Students planning careers as high school physics teachers should plan their programs carefully in consultation with both the Education and Physics faculty. In their course of study, they should include the introductory sequence and courses selected from PHYS 350, 355, 360, 375, 415, 425 and 445, and the necessary courses in Education.

The Major

  • PHYS 125 Matter in Motion (with Calculus)
  • PHYS 235 Electromagnetism, Optics and Waves (with Calculus)
  • PHYS 345 Introduction to Modern Physics
  • PHYS 355 Advanced Physics Laboratory
  • PHYS/MATH 360 Mathematical Methods of Physics
  • PHYS 480 Senior Seminar
  • PHYS 488 Senior Capstone Experience
  • Three courses (or more if necessary for a total at least 9 credits) from other Physics courses
    numbered 300 – 480. Courses between 481 and 487 may be counted toward the Major
    with permission from the Department.

And these Mathematics courses:

  • MATH 180 Calculus A
  • MATH 280 Calculus B
  • MATH 320 Differential Equations
  • MATH 350 Multivariate Calculus

The Minor

  • PHYS 125 Analytical Physics I: Mechanics
  • PHYS 235 Analytical Physics II: Electricity and Magnetism, Optics and Waves
  • PHYS 345 Introduction to Modern Physics
  • One other Physics course numbered 300 or above

AND

  • MATH 180 Calculus A
  • MATH 280 Calculus B

Professional Option Program: Engineering

Earlham's 3-2 Pre-Engineering Option provides a wonderful opportunity for students considering a career in engineering who want the experience of a broad, liberal arts education that is seldom available to students in engineering schools. By combining three years at Earlham with two years at an engineering school, students can emphasize the liberal arts as well as the technical aspects of their education.

The Earlham Pre-Engineering Program permits a student to complete the B.A. degree requirements at Earlham and the engineering requirements at a professional engineering school with the aim of becoming a practicing engineer in industry, government or at a university. Typically this type of program involves three years at Earlham studying fundamental science and the liberal arts, followed by two years of specialization at an affiliated engineering school. At the end of those five years, the student receives two degrees: a B.A. from Earlham in pre-engineering studies, and a B.S. from the engineering program. For more information about this opportunity, contact Assistant Professor of Physics Ellen Keister — the 3/2 Faculty Liaison.

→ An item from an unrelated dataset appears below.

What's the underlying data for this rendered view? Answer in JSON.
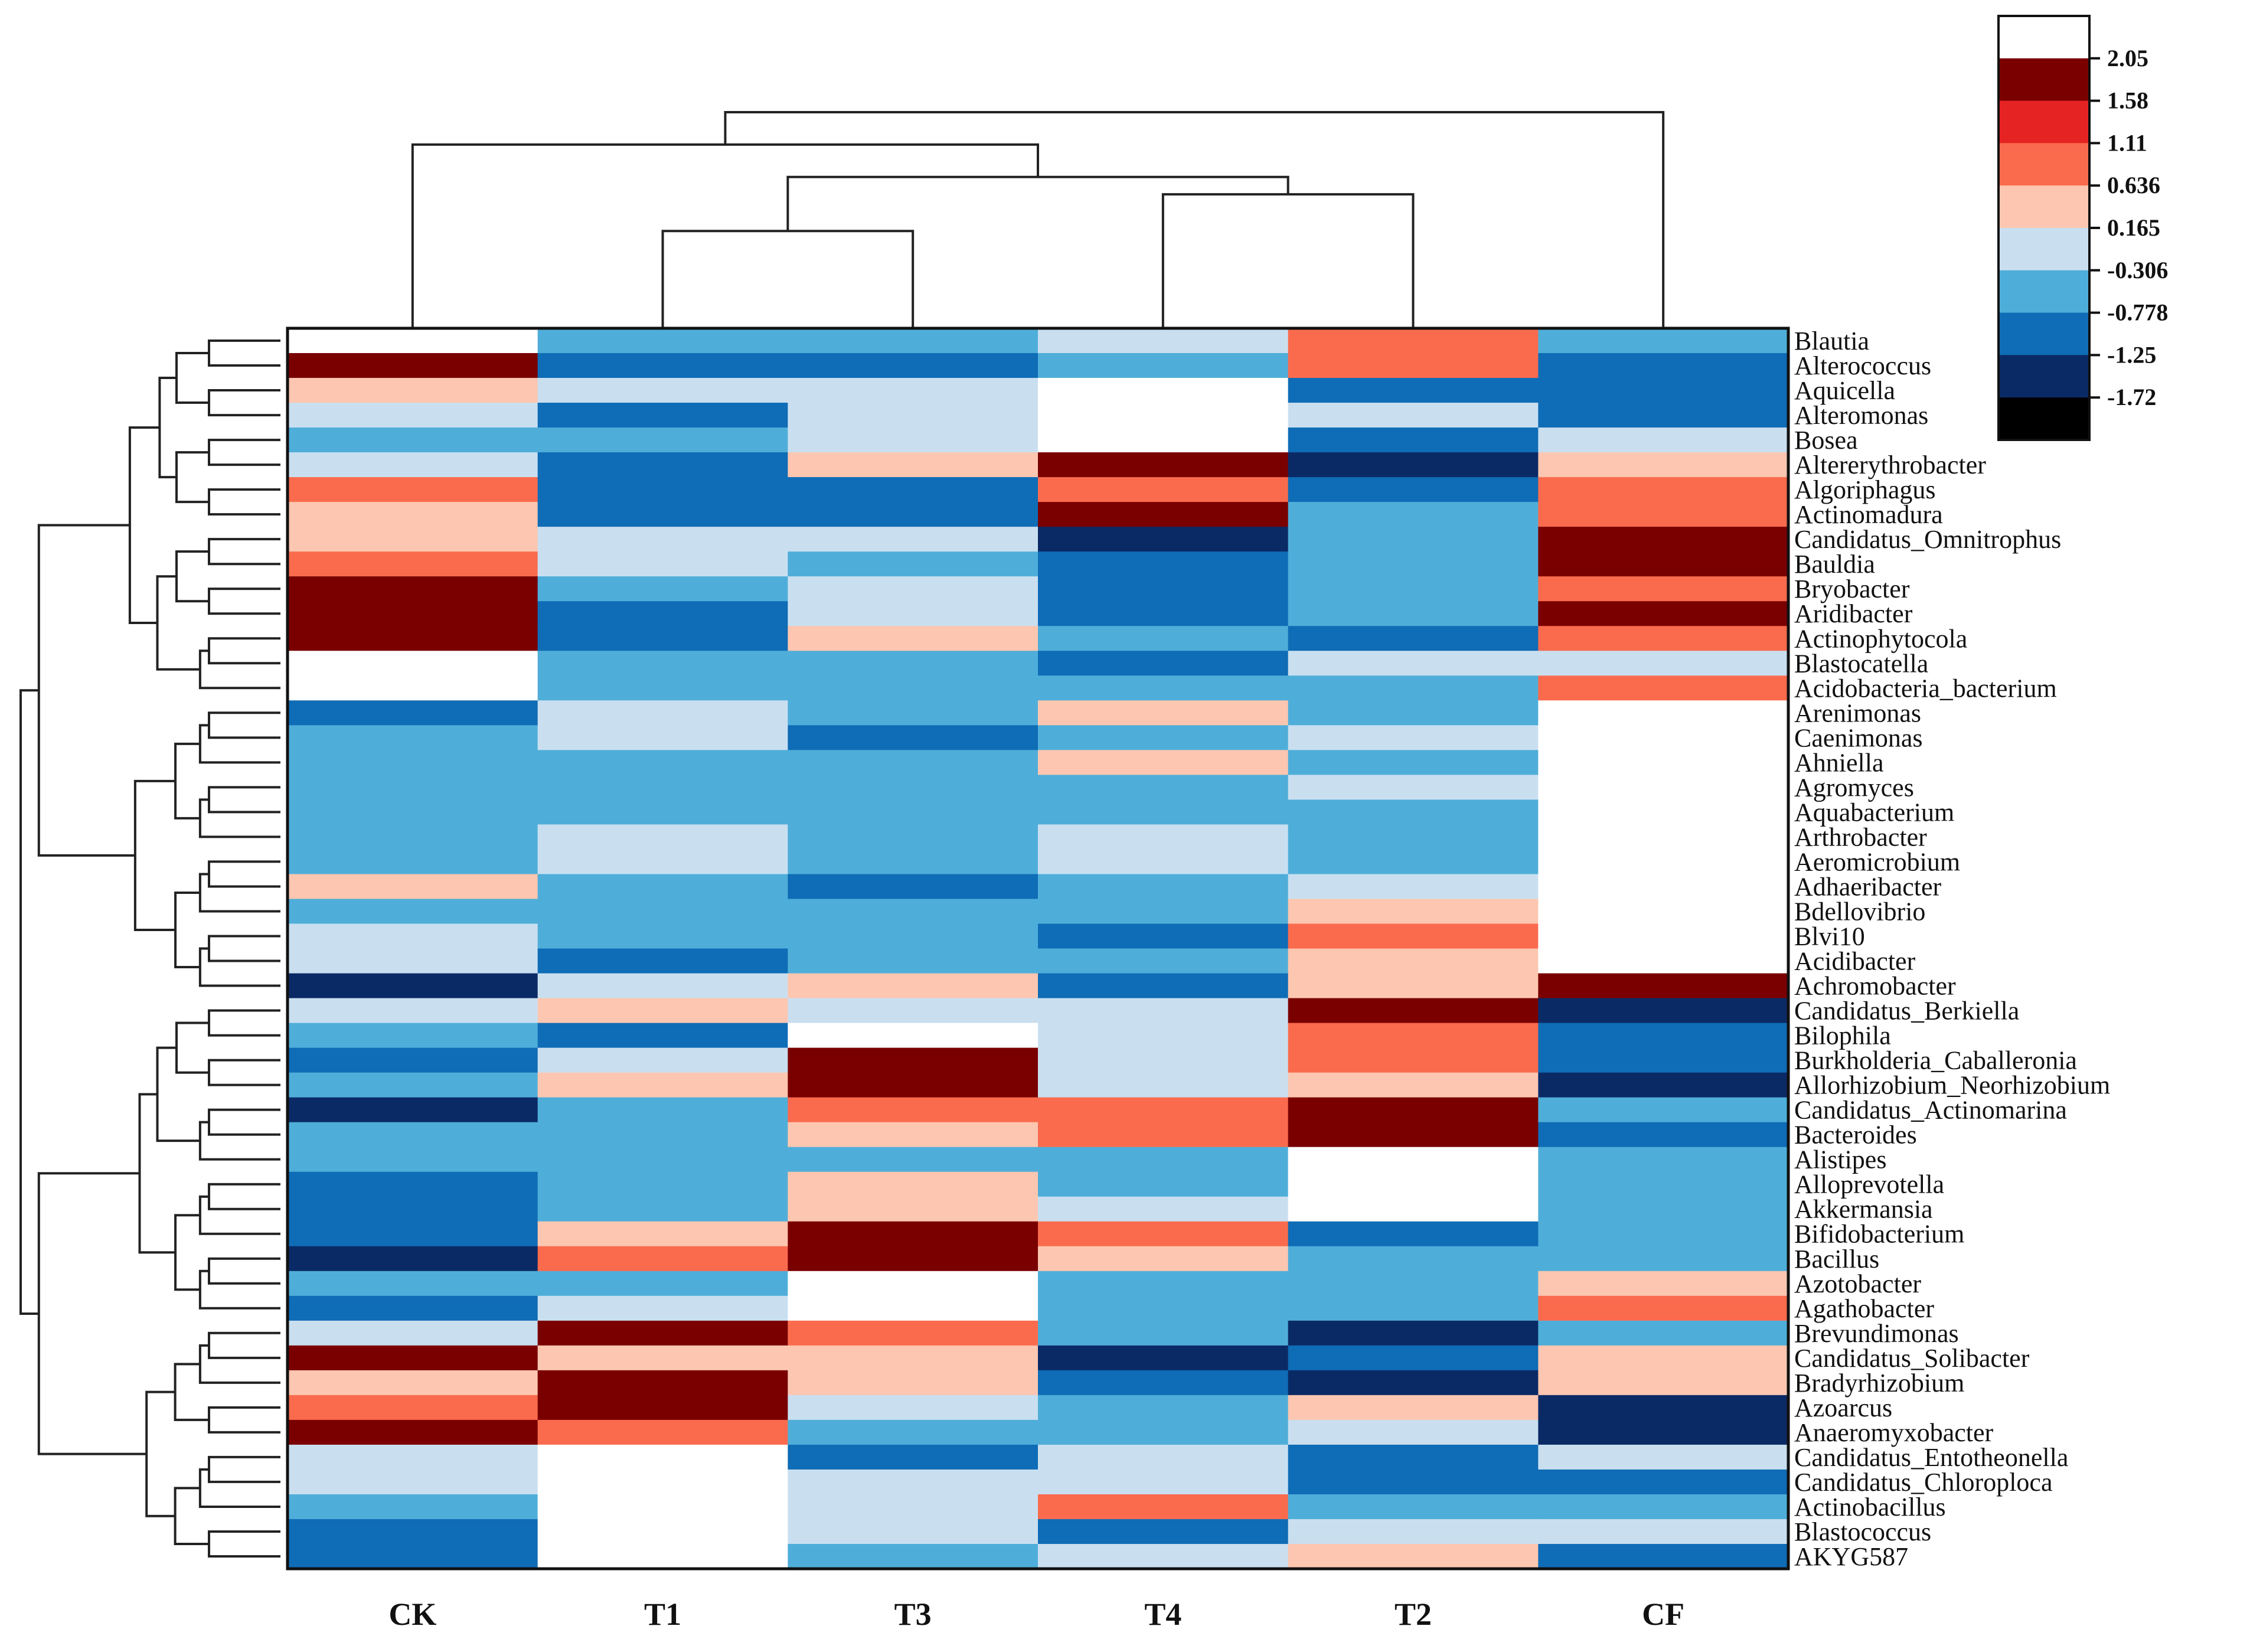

Pre-Engineering requirements in the sciences depend on the engineering program to which the student transfers, but most programs have requirements such as these:

  • One year of Physics (PHYS 125, 235)
  • One year of Chemistry (usually CHEM 111, 331)
  • Mathematics through Differential Equations and Multivariate Calculus (MATH 180, 280, 320 and 350)
  • One semester of Computer Programming (CS 128)

Some programs include additional courses such as economics (required by Columbia) or additional courses in biology, chemistry or electronics (for students with particular interests such as biomedical or electrical engineering).